The major improvements in our version 3.01 release are
- Significant acceleration of both dimension reduction as well as matching of resultant classifications. This is done by compressing the input data into probability bins. We invented probability binning some 2 decades ago as an early attempt at an open cover like UMAP’s fuzzy simplicial complexes. Hence the compression operation specializes in retaining high dimensional characteristics while reducing size significantly. In our testing with flow cytometry data sets, we see negligible loss of classification accuracy for up to 40 dimensions when running QFMatch on clusters from UMAP reductions with prior trusted classifications. However, we do notice some loss of global structure on the UMAP plots. See the fast_approximation argument comments in the run_umap.m file. To understand probability bins see https://onlinelibrary.wiley.com/doi/full/10.1002/1097-0320(20010901)45:1%3C37::AID-CYTO1142%3E3.0.CO%3B2-E
- A PredictionAdjudicator (PA) feature that helps determine how well one classification’s subsets predict another’s. PA reorganizes the predicting classifier’s subsets into predicting subsets: true positive, false positive and false negative subsets. PA determines whether the false positives or false negatives have more QFMatch based similarity to the predicted subset. PA guides UMAP dimension explorers into showing the measurement distributions and Kullback-Leibler divergence of predicting subsets stacked together with the predicted subset.

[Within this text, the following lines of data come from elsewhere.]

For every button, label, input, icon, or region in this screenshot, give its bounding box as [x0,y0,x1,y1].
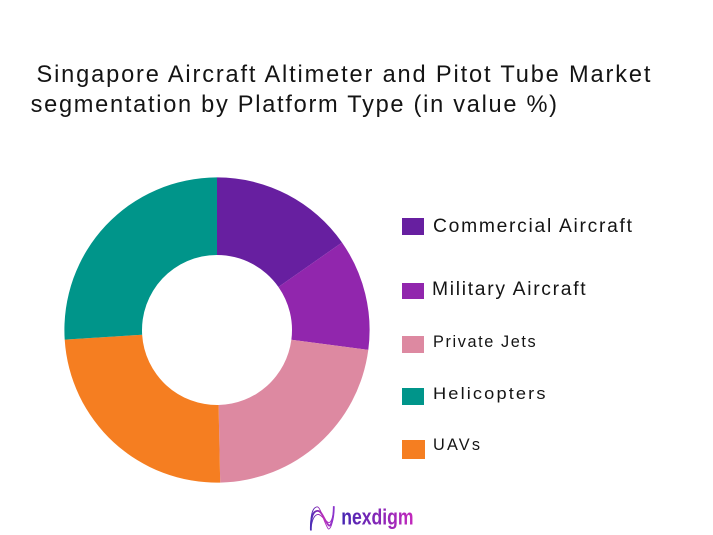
svg-text:nexdigm: nexdigm [341,506,413,530]
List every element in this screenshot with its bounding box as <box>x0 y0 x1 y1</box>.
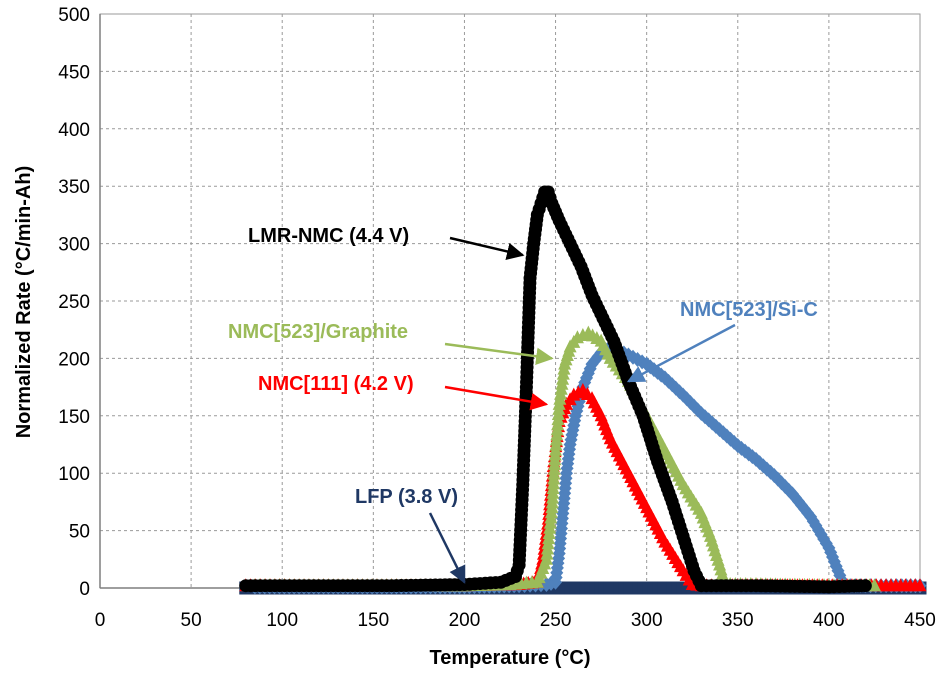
y-tick-label: 0 <box>79 579 90 600</box>
series-line <box>245 389 920 587</box>
annotation-label: NMC[523]/Si-C <box>680 299 818 321</box>
x-tick-label: 0 <box>95 610 106 631</box>
series-lmr-nmc-4-4-v <box>239 185 872 594</box>
annotation: LMR-NMC (4.4 V) <box>248 225 525 260</box>
x-tick-label: 100 <box>266 610 298 631</box>
annotation: NMC[523]/Si-C <box>626 299 818 383</box>
y-tick-label: 500 <box>58 5 90 26</box>
annotation-label: LMR-NMC (4.4 V) <box>248 225 409 247</box>
annotation-arrow <box>449 236 525 260</box>
annotation-arrow <box>444 342 554 365</box>
series-nmc-111-4-2-v <box>239 383 927 592</box>
annotation-label: NMC[111] (4.2 V) <box>258 373 414 395</box>
x-tick-label: 50 <box>181 610 202 631</box>
x-tick-label: 200 <box>449 610 481 631</box>
annotations: LMR-NMC (4.4 V) NMC[523]/Graphite NMC[111]… <box>228 225 818 584</box>
y-tick-label: 300 <box>58 235 90 256</box>
y-tick-label: 150 <box>58 407 90 428</box>
x-tick-label: 350 <box>722 610 754 631</box>
x-tick-label: 150 <box>357 610 389 631</box>
y-tick-label: 50 <box>69 522 90 543</box>
annotation: NMC[523]/Graphite <box>228 321 554 365</box>
annotation: NMC[111] (4.2 V) <box>258 373 549 411</box>
y-tick-label: 450 <box>58 62 90 83</box>
data-point <box>858 579 872 593</box>
y-tick-label: 100 <box>58 464 90 485</box>
x-tick-label: 400 <box>813 610 845 631</box>
x-axis-title: Temperature (°C) <box>430 647 591 669</box>
y-tick-label: 200 <box>58 349 90 370</box>
x-tick-label: 450 <box>904 610 936 631</box>
annotation: LFP (3.8 V) <box>355 486 466 584</box>
annotation-arrow <box>444 385 549 411</box>
annotation-label: NMC[523]/Graphite <box>228 321 408 343</box>
y-tick-label: 250 <box>58 292 90 313</box>
data-point <box>913 578 927 592</box>
y-axis-title: Normalized Rate (°C/min-Ah) <box>13 166 35 438</box>
x-tick-label: 300 <box>631 610 663 631</box>
y-tick-label: 350 <box>58 177 90 198</box>
series-layer <box>239 185 927 595</box>
annotation-arrow <box>428 512 466 584</box>
annotation-label: LFP (3.8 V) <box>355 486 458 508</box>
annotation-arrow <box>626 323 736 383</box>
y-tick-label: 400 <box>58 120 90 141</box>
x-tick-label: 250 <box>540 610 572 631</box>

Selections in the PA table are highlighted in the UMAP and EPP plots.
- A complementary independent classifier that generates labels both for supervising UMAP as well as for classification comparison research. This classifier is named “exhaustive projection pursuit” (EPP). EPP takes a more conservative approach to grappling with the curse of dimensionality than that taken by UMAP’s algebraic topology. For more background on the curse of dimensionality see https://www.nature.com/articles/nri.2017.150 . EPP scans all dimension pairs for the best split and then repeats on each split part until no further are found. Its key benefit for the flow cytometry community is that the decisions are more familiar and reviewable to the biologist than decisions made by most classifiers. EPP shows its decisions in a tree that resembles the biologists’ age-old manual gating trees that have been driving immunology research for decades! EPP is described at https://onedrive.live.com/?authkey=%21ALyGEpe8AqP2sMQ&cid=FFEEA79AC523CD46&id=FFEEA79AC523CD46%21209192&parId=FFEEA79AC523CD46%21204865&o=OneUp
Optional toolbox dependencies:
-The Bioinformatics Toolbox is required to change the 'qf_tree' argument.
-The Curve Fitting Toolbox is required to change the 'min_dist' argument.
This implementation is a work in progress. It has been looked over by Leland McInnes, who considers it "a fairly faithful direct translation of the original Python code". We hope to continue improving it in the future.
Provided by the Herzenberg Lab at Stanford University.
We appreciate all and any help in finding bugs. Our priority has been determining the suitability of our concepts for research publications in flow cytometry for the use of UMAP supervised templates and exhaustive projection pursuit.